W sobotnim meczu 33. kolejki PKO Ekstraklasy Piast Gliwice zremisował na wyjeździe z Legią Warszawa 1-1 (0-0). Bramkę dla Niebiesko-Czerwonych zdobył Jorge Felix, a dla Wojskowych Maciej Rosołek. W poniższym artykule przeczytacie, co jeszcze wydarzyło się podczas tego starcia.

 

Mecz w pigułce
- W pierwszych minutach obie drużyny grały z dużym wzajemnym respektem w stosunku do przeciwnika. Gdy tylko pojawiała się szansa, by rozegrać groźniejszą akcję, rywale sięgali po faul. Akcje zaczęły się mocniej zazębiać po upływie pierwszego kwadransa. Wtedy po raz pierwszy zagrozili Legioniści, a Frantisek Plach obronił uderzenie Luquinhasa. Niebiesko-Czerwoni próbowali starannie rozgrywać piłkę, ale działo się to w dalszej odległości od bramki Radosława Majeckiego. Na wyróżnienie za grę w pierwszej połowie zasłużyli zawodnicy odpowiedzialni za destrukcję. Duża liczba pojedynków kończyła zwycięstwem obrońców. Legioniści próbowali z kolei niebanalnych zagrań, by przedostać się w okolice pola karnego mistrzów Polski, ale w kluczowym momencie zdarzały się błędy. Końcowe fragmenty pierwszej odsłony należały do gliwiczan. Zabrakło jednak celnego strzału na bramkę Legii. 
- Druga połowa zaczęła się od "trzęsienia ziemi". Czerwoną kartkę - za drugą żółtą - otrzymał Rymaniak. Gdy wydawało się, że wynik meczu został już przesądzony, to Milewski wywalczył rzut karny. Faulował go Wszołek. Do jedenastki podszedł Felix, który pewnym strzałem wykorzystał rzut karny. Po utracie gola Legia ruszyła do ataku. Swoje szanse mieli Luquinias i Pekhart. Im bliżej było końca meczu, tym napór Wojskowych był większy. W końcu gospodarze dopięli swego. W 85. minucie Rosołek pokonał Placha, który popisał się jeszcze fantastyczną interwencją. Sędzia początkowo bramki nie uznał, ale po interwencji VAR zmienił decyzję. Więcej bramek w drugiej części gry już nie padło. - Drużyna pokazała charakter, dobrze funkcjonowaliśmy w bloku defensywnym, a przy okazji potrafiliśmy zdobyć bramkę. Trudno odmówić drużynie zaangażowania. W wielu wypadkach pokazaliśmy też mądrość - powiedział trener Waldemar Fornalik na pomeczowej konferencji prasowej.

 

Reakcje mediów
Przegląd Sportowy: "Wielkie emocje w hicie kolejki. Piast prowadził, ale zdobył tylko punkt. Legię znów uratował młody Rosołek. Legia Warszawa nie może jeszcze świętować tytułu. Zatrzymał ją obecny mistrz Polski. Piast Gliwice grał w osłabieniu, ale i tak zdołał zabrać Legii dwa punkty"

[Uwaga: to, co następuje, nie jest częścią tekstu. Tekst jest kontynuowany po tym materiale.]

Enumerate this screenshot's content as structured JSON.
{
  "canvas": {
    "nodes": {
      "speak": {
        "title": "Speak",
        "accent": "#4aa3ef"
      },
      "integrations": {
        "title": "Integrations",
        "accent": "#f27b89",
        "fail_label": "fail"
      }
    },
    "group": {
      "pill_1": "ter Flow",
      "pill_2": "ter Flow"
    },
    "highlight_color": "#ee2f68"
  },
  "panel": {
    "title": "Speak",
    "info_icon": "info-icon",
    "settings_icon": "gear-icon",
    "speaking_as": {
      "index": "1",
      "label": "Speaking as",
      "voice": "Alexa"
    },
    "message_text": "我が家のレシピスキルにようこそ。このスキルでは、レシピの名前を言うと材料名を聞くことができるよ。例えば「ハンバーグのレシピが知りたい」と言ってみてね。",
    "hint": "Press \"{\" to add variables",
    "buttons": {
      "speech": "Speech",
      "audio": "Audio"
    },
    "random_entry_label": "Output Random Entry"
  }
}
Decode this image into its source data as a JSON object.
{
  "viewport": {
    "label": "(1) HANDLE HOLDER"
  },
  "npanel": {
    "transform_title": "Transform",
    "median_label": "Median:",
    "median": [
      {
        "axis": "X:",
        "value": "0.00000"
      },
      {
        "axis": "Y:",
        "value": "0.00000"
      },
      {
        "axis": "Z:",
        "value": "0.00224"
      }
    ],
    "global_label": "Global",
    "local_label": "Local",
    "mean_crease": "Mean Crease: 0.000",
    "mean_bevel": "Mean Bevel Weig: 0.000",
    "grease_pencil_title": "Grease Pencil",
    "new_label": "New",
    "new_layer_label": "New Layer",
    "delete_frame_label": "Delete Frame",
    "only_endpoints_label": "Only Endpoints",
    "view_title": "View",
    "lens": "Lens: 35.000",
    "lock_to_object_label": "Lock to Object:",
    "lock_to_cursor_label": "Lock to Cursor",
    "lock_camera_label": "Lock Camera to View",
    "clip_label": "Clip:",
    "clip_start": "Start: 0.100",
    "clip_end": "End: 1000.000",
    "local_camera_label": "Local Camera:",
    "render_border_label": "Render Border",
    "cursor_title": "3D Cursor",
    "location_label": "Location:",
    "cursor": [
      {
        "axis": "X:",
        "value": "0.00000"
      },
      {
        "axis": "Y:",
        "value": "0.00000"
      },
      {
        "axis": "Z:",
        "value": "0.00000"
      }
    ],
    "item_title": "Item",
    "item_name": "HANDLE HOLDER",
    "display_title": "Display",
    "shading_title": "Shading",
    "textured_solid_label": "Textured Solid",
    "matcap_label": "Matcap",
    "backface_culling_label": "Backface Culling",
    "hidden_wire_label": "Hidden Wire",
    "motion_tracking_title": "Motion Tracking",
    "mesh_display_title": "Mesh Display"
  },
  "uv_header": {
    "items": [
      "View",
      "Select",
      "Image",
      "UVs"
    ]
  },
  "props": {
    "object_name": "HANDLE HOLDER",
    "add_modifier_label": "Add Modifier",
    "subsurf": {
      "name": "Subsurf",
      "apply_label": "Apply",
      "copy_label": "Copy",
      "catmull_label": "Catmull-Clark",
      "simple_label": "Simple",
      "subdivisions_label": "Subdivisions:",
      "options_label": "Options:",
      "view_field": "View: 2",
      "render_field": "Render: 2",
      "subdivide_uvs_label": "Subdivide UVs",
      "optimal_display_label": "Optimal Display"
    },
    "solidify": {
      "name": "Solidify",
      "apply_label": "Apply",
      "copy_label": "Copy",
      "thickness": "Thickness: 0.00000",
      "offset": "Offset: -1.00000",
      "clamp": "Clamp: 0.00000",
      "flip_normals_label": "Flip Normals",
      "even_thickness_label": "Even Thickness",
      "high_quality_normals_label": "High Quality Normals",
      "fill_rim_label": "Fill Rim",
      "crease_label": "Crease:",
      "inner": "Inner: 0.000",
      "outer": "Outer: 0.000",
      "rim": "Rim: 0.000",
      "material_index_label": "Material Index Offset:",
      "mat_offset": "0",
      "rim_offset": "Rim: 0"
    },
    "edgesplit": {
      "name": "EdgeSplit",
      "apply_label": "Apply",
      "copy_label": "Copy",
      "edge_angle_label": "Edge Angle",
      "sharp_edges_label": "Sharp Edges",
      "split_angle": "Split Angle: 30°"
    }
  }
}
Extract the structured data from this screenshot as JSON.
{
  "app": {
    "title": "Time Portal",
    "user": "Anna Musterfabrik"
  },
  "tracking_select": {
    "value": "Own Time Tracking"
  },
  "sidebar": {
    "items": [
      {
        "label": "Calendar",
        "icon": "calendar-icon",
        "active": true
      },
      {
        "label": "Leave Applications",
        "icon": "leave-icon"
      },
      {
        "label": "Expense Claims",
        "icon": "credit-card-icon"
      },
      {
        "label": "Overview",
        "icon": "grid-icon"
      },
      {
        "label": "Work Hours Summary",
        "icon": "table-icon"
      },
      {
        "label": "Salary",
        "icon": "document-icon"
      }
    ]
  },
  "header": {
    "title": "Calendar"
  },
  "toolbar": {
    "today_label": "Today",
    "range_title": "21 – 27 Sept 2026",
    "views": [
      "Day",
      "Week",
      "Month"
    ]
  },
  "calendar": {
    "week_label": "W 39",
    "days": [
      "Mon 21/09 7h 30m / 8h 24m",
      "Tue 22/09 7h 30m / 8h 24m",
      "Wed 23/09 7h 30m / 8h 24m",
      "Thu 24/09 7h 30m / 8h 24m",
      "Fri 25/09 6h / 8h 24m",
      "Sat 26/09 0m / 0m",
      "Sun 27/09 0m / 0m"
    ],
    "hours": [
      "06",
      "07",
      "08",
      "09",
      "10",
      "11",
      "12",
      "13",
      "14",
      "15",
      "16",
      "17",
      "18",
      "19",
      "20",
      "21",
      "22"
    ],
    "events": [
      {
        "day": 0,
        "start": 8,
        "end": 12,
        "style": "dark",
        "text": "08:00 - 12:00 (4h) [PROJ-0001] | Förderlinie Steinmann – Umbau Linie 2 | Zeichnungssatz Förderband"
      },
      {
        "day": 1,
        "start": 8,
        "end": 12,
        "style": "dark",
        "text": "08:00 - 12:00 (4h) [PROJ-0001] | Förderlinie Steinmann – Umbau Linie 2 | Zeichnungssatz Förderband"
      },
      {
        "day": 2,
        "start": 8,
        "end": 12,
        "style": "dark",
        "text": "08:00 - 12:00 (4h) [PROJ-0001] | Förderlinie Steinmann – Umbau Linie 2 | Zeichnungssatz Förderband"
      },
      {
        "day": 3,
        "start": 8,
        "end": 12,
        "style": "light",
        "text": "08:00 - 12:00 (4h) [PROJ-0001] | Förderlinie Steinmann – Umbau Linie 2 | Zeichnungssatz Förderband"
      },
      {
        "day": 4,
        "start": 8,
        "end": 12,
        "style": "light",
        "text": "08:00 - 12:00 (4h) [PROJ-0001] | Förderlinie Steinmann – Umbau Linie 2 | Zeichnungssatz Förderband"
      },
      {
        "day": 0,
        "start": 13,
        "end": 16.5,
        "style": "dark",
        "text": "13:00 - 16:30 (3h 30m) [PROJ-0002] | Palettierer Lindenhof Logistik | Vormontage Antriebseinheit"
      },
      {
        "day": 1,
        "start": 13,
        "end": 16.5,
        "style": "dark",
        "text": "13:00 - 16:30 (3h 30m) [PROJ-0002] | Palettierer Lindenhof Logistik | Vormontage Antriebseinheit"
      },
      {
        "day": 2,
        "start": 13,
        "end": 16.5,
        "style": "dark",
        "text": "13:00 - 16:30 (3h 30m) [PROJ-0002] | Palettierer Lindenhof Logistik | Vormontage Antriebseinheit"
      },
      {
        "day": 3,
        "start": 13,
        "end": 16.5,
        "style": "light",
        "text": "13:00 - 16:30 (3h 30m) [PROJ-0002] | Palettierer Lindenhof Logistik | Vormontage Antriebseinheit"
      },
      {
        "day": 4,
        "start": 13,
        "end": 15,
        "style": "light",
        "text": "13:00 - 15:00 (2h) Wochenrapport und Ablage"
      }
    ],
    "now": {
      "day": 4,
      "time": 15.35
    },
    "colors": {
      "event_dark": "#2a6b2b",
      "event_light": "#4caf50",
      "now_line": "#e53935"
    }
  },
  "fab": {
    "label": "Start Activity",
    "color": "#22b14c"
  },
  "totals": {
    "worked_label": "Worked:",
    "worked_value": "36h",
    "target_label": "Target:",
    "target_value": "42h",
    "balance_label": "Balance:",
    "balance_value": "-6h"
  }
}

Sport: "Po remisie Piasta Gliwice z liderującą Legią, szanse obronienia mistrzowskiego tytułu są już czysto matematyczne."

 

Onet.pl: "W 33. kolejce PKO Ekstraklasy Legia Warszawa zremisowała na własnym stadionie z Piastem Gliwice 1:1. Oba zespoły cały mecz grały bardzo ostrożnie. Piast mimo gry w dziesiątkę zdołał wyjść na prowadzenie. Gospodarze zdołali wyrównać w końcówce."

 

Liczba meczu
15 - W sobotnim spotkaniu Jorge Felix zdobył swoją piętnastą bramkę w tym sezonie. Dzięki temu Hiszpan został samodzielnym wiceliderem strzelców PKO Ekstraklasy.

 

Poza obiektywem
W 86. minucie na boisku pojawił się Tomas Huk, dla którego był to pierwszy mecz od 8 marca, kiedy to Piast grał na wyjeździe z ... Legią Warszawa. Długo na swój występ czekał również Bartosz Rymaniak, który po raz ostatni na ligowej murawie grał w domowym starciu z Arką Gdynia. A miało to miejsce 4 marca.

 

Tabela
Niebiesko-Czerwoni mają na swoim koncie 54 punkty i znajdują się na drugiej lokacie. Do prowadzącej Legii tracą 11 oczek. Miejsce Piasta może jeszcze ulec zmianie po meczu Lecha Poznań ze Śląskiem Wrocław. Zwycięzca tego starcia przeskoczy gliwiczan w tabeli. W razie remisu podopieczni Waldemara Fornalika zachowają pozycję wicelidera.